Australian astronomer and physicist

Betty Louise Turtle (née Webster [also Webster in published works]) (20 May 1941 – 29 September 1990) was an Australian astronomer and physicist. In 1971, with her colleague Paul Murdin, she identified the powerful X-ray source Cygnus X-1 as the first clear candidate for a black hole.

==Career==
Turtle attended the University of Adelaide and continued studies as one of the first students at the graduate school of Mount Stromlo Observatory, outside Canberra where she was strongly influenced by the American astronomers Bart Bok and Priscilla Fairfield Bok. She gained a Ph.D. in 1967 on the subject of southern planetary nebulae while working with the Swedish astronomer Bengt Westerlund.

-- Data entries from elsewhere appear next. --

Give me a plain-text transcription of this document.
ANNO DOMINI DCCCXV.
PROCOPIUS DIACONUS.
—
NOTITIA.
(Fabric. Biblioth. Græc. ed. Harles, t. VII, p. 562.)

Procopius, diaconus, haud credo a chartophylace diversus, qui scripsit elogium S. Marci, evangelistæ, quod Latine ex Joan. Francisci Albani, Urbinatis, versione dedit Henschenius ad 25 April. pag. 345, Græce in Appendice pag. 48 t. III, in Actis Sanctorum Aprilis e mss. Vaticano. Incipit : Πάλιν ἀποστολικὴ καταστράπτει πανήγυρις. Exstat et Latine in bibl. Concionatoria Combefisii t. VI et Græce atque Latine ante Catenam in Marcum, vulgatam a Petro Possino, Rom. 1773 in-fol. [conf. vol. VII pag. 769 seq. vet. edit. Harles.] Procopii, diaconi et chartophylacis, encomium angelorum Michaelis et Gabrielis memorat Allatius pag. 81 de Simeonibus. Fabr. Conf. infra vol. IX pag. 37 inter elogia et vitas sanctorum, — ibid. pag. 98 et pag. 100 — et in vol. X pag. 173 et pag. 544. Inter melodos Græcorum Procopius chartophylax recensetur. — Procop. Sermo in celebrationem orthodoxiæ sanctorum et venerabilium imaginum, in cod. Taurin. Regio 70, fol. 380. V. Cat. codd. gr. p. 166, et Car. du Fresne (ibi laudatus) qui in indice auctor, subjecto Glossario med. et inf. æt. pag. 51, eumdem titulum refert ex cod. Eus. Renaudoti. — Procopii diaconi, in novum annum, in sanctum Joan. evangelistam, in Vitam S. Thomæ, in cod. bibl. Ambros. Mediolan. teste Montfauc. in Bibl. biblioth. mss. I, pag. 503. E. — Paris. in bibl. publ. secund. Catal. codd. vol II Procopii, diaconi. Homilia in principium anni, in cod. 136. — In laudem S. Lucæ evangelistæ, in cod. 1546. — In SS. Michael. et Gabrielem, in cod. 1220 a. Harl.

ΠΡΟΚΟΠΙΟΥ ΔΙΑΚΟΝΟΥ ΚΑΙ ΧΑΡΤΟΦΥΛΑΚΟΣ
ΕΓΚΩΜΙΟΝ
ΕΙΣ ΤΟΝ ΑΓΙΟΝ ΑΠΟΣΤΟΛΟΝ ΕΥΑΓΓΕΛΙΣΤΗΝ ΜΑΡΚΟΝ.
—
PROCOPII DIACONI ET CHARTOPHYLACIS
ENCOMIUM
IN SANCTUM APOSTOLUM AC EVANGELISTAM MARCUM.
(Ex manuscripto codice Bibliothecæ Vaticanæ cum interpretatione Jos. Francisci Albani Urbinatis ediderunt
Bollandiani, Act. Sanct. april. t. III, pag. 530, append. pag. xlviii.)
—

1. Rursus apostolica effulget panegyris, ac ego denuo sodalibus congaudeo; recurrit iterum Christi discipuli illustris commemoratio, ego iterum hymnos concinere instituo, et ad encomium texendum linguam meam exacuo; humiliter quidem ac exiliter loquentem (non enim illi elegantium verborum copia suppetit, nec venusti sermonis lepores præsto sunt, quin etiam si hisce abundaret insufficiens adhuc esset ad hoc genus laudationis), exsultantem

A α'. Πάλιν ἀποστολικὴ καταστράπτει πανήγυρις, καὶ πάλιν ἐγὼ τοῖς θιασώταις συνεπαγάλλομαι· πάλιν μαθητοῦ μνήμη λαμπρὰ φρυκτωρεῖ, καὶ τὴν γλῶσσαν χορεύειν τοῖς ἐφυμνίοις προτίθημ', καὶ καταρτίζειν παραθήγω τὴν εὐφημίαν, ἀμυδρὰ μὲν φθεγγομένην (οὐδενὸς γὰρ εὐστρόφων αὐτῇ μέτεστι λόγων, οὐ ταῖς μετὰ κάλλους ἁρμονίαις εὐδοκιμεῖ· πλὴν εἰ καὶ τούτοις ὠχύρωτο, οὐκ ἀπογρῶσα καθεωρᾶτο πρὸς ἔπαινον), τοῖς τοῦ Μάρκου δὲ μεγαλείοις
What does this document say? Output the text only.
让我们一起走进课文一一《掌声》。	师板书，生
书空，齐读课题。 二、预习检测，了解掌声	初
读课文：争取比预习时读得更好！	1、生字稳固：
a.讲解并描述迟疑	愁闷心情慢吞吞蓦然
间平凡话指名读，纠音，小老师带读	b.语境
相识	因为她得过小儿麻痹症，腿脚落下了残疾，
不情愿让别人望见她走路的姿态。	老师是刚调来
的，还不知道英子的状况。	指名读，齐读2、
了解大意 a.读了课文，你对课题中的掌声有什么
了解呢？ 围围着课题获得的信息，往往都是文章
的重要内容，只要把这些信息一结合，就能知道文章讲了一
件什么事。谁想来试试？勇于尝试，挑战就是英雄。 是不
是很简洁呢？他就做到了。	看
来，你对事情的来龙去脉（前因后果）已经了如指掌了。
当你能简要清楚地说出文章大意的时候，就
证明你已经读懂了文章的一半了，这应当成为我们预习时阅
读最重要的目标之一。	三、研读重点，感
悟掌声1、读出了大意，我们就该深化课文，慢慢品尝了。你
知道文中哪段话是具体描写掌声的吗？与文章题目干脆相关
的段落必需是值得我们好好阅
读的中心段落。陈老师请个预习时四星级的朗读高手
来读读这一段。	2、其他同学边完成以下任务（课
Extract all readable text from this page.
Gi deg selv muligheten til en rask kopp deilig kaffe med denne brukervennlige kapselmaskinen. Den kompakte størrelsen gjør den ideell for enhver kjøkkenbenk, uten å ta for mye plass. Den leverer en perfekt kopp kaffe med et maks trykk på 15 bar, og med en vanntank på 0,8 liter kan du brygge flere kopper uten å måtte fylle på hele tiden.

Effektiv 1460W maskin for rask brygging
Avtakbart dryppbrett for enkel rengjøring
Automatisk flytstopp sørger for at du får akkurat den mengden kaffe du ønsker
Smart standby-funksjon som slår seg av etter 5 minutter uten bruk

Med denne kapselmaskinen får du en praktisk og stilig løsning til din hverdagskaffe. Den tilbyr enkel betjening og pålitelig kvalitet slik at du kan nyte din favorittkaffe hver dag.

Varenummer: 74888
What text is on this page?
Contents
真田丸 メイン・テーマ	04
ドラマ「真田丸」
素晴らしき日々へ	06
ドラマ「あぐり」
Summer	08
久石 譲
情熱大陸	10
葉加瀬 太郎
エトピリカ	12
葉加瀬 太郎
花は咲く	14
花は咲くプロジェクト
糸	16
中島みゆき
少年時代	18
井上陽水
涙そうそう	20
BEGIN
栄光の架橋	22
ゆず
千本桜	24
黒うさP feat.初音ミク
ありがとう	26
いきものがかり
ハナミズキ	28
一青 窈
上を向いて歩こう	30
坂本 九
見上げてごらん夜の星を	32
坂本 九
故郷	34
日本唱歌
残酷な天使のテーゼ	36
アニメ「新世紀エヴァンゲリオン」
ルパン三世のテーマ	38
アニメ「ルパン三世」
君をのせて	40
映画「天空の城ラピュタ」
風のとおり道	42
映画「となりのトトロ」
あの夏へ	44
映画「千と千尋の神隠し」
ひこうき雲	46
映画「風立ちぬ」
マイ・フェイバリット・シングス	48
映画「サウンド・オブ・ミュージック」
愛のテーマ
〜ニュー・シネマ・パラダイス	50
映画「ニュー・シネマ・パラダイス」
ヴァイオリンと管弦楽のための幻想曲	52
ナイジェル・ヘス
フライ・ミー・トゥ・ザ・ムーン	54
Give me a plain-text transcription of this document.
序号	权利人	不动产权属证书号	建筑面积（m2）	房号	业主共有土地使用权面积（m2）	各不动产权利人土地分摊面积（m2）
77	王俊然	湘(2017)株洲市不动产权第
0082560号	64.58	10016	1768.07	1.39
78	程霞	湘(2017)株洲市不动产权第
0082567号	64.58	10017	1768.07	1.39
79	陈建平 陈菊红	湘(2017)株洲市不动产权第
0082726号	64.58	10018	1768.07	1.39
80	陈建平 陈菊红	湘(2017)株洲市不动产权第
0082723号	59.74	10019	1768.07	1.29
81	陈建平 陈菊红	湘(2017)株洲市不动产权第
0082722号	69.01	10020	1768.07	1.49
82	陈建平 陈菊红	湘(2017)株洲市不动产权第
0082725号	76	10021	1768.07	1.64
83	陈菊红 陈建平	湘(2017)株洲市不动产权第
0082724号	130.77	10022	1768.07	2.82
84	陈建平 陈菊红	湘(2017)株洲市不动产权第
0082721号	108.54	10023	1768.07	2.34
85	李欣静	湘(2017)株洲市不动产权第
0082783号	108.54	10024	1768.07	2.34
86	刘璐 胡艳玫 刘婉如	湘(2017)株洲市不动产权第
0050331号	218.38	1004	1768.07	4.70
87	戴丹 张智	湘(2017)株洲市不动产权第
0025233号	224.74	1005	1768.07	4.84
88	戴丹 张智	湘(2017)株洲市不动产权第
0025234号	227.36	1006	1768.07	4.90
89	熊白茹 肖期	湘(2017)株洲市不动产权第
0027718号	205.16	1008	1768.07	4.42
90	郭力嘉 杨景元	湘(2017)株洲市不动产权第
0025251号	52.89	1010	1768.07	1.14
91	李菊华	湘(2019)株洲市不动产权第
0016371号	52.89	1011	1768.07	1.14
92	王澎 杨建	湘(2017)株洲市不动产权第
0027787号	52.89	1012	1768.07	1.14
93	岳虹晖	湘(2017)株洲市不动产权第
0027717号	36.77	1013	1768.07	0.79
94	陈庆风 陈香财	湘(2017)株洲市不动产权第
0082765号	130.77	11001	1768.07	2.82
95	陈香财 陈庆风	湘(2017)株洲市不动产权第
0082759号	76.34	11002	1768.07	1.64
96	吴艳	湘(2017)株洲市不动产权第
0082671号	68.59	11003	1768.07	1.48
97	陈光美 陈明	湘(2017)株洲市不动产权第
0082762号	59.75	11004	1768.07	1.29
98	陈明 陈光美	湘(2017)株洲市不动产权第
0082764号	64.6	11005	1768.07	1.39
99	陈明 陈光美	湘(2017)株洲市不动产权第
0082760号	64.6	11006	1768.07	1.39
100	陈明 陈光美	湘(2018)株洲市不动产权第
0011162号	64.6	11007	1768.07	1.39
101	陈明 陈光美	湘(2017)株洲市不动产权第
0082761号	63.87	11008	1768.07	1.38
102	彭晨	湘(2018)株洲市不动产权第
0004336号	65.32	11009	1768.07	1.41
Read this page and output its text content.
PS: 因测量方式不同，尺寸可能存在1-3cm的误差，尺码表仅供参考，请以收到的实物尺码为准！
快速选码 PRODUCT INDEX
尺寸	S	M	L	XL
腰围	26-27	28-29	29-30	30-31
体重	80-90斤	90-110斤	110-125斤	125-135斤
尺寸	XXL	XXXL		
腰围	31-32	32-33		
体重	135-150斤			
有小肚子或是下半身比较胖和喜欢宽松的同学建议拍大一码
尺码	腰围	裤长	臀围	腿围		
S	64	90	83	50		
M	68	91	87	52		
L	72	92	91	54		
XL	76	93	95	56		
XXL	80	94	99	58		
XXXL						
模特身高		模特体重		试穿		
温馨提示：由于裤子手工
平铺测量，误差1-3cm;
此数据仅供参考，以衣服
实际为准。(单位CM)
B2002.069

She moved to the University of Wisconsin before taking up a position at the Royal Greenwich Observatory at Herstmonceux Castle, firstly as a Scientific Officer then Principal Scientific Officer. She worked with Richard Woolley, the Astronomer Royal, and then Paul Murdin, with whom she had been elected to the Royal Astronomical Society at the same time in 1963.

Turtle and Murdin were careful about the language of the paper they submitted to the journal Nature describing their discovery, titled Cygnus X-1 — a Spectroscopic Binary with a Heavy Companion? with the final words, "...it might be a black hole." Their boss, Woolley, was more conservative as an astronomer and their cautiousness was mirrored by colleagues, though other astronomers (notably Charles Thomas Bolton) agreed with them.

Her work in Sussex led directly to a posting at the South African Astronomical Observatory, where Woolley became director from 1972, and then the new 3.9-metre Anglo-Australian Telescope in a commissioning role before becoming staff astronomer there.

In 1978, she found her final employment at the University of New South Wales in the physics faculty; in November that year she married Tony Turtle. While at the university, she was the driving force for the Automated Patrol Telescope at the Siding Spring Observatory, introduced a fourth-year course for astronomers, served on or chaired many committees and promoted astronomy very actively through the International Astronomical Union and the Astronomical Society of Australia.

She died after a long illness at her home in Paddington, Sydney.

==Legacy==
The Bok Prize, awarded annually to undergraduates for excellence in research, was introduced largely at Turtle's instigation, and is sponsored by Astronomical Society of Australia and the Australian Academy of Science. In honour of her contribution to astronomy, the Louise Webster Prize has been awarded annually since 2009 by the Astronomical Society of Australia to reward outstanding postdoctoral research early in a scientist's career.

==In popular culture==
In October 2024, the ABC Science Show carried an interview by Robyn Williams with author Marcus Chown discussing Louise Webster's contribution to the discovery of black holes. Her and Paul Murdin's paper theorizing that the x-ray source Cygnus X-1 may be a black hole was discussed in the NOVA episode Black Hole Apocalypse.